The amendments envisage a reduction in social contributions from the current 35.09 percent to 34.09 percent – by 0.5 percentage points for both employers and employees. Thus, the contribution rate for the employer is planned to be 23.59 percent, but for the employee – 10.50 percent.
The amendments also envisage the introduction of the minimum object of mandatory state social insurance contributions from next year – from the amount of the minimum wage, which is planned in the amount of 500 euros from next year. The minimum social contributions are planned to be 170 euros per month.
It is envisaged that the minimum social tax will have to be paid quarterly from three minimum wages. If a person will work for several employers or will be both self-employed and an employee at the same time, the declared income will be added together.

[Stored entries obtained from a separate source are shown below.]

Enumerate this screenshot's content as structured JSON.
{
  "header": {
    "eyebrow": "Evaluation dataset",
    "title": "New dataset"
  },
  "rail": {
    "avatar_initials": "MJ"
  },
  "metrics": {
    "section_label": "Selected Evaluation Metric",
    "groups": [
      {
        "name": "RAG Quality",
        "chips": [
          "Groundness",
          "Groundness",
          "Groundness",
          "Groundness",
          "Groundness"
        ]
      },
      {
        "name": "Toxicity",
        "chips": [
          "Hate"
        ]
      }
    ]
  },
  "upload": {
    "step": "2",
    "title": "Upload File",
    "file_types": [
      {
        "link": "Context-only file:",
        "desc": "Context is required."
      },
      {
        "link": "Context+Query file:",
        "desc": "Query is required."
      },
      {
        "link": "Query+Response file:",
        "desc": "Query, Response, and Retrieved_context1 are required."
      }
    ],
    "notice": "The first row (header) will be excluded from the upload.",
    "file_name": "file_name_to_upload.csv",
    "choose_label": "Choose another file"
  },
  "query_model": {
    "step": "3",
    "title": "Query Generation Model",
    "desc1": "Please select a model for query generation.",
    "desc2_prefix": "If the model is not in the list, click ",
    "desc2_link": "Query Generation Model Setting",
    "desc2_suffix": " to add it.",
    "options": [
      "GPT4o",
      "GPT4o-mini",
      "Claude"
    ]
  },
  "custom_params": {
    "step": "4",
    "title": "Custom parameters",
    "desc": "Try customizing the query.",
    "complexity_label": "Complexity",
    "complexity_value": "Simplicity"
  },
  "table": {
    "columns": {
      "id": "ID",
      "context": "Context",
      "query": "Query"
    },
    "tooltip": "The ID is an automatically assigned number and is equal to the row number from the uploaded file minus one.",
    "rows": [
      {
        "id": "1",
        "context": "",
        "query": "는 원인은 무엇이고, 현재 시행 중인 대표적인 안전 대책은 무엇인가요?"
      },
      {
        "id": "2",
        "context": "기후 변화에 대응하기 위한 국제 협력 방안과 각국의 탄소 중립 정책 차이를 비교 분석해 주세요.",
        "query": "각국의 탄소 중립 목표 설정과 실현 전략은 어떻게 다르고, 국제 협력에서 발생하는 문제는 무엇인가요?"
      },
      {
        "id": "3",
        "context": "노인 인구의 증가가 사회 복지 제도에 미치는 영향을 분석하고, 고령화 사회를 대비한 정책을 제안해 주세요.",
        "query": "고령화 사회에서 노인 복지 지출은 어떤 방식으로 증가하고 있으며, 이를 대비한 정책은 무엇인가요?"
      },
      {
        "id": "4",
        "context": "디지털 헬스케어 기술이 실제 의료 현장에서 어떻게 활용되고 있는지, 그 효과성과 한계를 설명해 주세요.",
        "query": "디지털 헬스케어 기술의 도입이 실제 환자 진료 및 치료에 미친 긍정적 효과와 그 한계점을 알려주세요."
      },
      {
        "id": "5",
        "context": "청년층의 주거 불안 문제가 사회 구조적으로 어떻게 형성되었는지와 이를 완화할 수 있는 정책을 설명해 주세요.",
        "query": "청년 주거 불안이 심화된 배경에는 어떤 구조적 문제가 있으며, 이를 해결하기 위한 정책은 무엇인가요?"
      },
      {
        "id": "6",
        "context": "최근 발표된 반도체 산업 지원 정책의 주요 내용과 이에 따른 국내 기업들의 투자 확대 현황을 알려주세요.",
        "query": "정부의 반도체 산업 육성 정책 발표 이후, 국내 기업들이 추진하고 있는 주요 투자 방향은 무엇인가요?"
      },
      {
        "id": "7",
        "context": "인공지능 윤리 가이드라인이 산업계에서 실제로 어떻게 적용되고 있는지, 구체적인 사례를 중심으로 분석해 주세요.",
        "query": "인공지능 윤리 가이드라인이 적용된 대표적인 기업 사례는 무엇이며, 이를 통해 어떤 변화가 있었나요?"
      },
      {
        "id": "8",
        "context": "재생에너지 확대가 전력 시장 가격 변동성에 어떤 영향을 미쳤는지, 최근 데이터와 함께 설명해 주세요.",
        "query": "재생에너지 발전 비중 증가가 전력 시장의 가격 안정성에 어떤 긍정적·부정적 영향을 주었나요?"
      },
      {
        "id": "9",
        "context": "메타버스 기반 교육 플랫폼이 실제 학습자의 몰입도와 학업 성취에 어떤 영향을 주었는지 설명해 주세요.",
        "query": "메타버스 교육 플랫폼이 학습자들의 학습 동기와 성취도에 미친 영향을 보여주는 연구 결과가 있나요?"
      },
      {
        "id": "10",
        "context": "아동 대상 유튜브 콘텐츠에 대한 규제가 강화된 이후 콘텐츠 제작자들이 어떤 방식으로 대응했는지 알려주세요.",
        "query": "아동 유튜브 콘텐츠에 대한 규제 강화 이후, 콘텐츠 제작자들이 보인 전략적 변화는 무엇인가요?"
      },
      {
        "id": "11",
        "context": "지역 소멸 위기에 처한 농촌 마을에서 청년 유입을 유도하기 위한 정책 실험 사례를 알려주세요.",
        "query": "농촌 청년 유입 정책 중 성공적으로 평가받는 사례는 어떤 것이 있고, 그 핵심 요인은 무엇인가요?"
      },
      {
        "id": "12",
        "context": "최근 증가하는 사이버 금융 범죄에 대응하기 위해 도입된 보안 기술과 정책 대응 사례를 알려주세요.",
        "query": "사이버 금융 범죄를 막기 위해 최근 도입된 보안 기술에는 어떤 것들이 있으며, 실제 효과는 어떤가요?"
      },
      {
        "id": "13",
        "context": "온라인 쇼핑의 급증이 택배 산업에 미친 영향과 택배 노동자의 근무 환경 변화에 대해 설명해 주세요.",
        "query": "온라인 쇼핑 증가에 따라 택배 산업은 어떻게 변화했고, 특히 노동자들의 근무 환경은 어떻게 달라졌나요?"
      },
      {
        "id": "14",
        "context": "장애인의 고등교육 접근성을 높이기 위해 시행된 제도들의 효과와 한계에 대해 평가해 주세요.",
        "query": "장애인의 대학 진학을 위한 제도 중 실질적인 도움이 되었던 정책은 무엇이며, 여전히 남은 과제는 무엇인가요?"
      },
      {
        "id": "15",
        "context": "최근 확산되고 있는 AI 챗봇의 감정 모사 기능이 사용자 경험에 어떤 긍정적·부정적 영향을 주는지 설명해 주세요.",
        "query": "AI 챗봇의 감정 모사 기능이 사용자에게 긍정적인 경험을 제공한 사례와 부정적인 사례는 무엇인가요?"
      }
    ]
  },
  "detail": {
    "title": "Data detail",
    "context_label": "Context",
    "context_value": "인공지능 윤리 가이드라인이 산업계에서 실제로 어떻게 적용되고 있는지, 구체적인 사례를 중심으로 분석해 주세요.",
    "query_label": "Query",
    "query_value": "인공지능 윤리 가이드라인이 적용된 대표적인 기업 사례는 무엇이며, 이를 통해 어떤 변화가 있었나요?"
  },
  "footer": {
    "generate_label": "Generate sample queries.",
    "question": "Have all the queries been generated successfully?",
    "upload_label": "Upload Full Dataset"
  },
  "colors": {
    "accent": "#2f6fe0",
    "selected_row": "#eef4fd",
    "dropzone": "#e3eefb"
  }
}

If they are less than three minimum wages in a quarter, the difference between the paid social tax and the minimum tax will be covered by the employer from his own funds, the bill provides.
If a person will work for several employers, then it is planned that employers will pay the mandatory minimum social contributions in proportion to how much and with what salary a person works for each employer.
From July 2021, the contribution rate for pension insurance by the self-employed is set at 10 percent of income instead of the current five percent. For the self-employed, whose monthly income will not reach the minimum wage, mandatory contributions are also provided in the amount of 10 percent of the pension insurance from the minimum wage.
Those self-employed whose income exceeds the minimum wage will have to make mandatory contributions for the self-employed specified types of insurance at least from the minimum wage and in the amount of 10 percent of the income difference. Upon reaching the income of 20,004 euros per year, mandatory contributions will have to be made from the excess part, but from 2023 – mandatory contributions from the entire income, the amendments envisage.
It is also envisaged that from 1 July next year, a socially insurable person as a self-employed person will be a micro-enterprise taxpayer, while employees of a micro-enterprise will be insurable as employees in accordance with the general procedure.
The amendments stipulate that the minimum mandatory contributions will not apply to convicts employed in the place of serving a custodial sentence, persons who have reached retirement age or have been granted an old-age pension, persons with group 1 and 2 disabilities, persons with a child registered in the payroll tax book. up to the age of three or persons who are studying, working in a social enterprise or providing an assistant service.
The self-employed person will not be able to pay the minimum contributions if he or she has been granted the status of a needy person. Also, the minimum contributions will not have to be made for seasonal agricultural workers, as well as for employees of a foreign employer, the amendments provide.
It is planned to introduce minimum mandatory contributions in order to ensure a sustainable state social insurance policy, stipulating that for all taxpayers who actively participate in economic life, mandatory contributions would be made at least at the level of minimum mandatory contributions. It would also prevent the use of an exceptional model of different tax regimes for tax optimization, according to the annotation of the draft law.
The Saeima has yet to decide on amendments to the law in the second – final – reading. It is planned that the changes will take effect on January 1, 2021.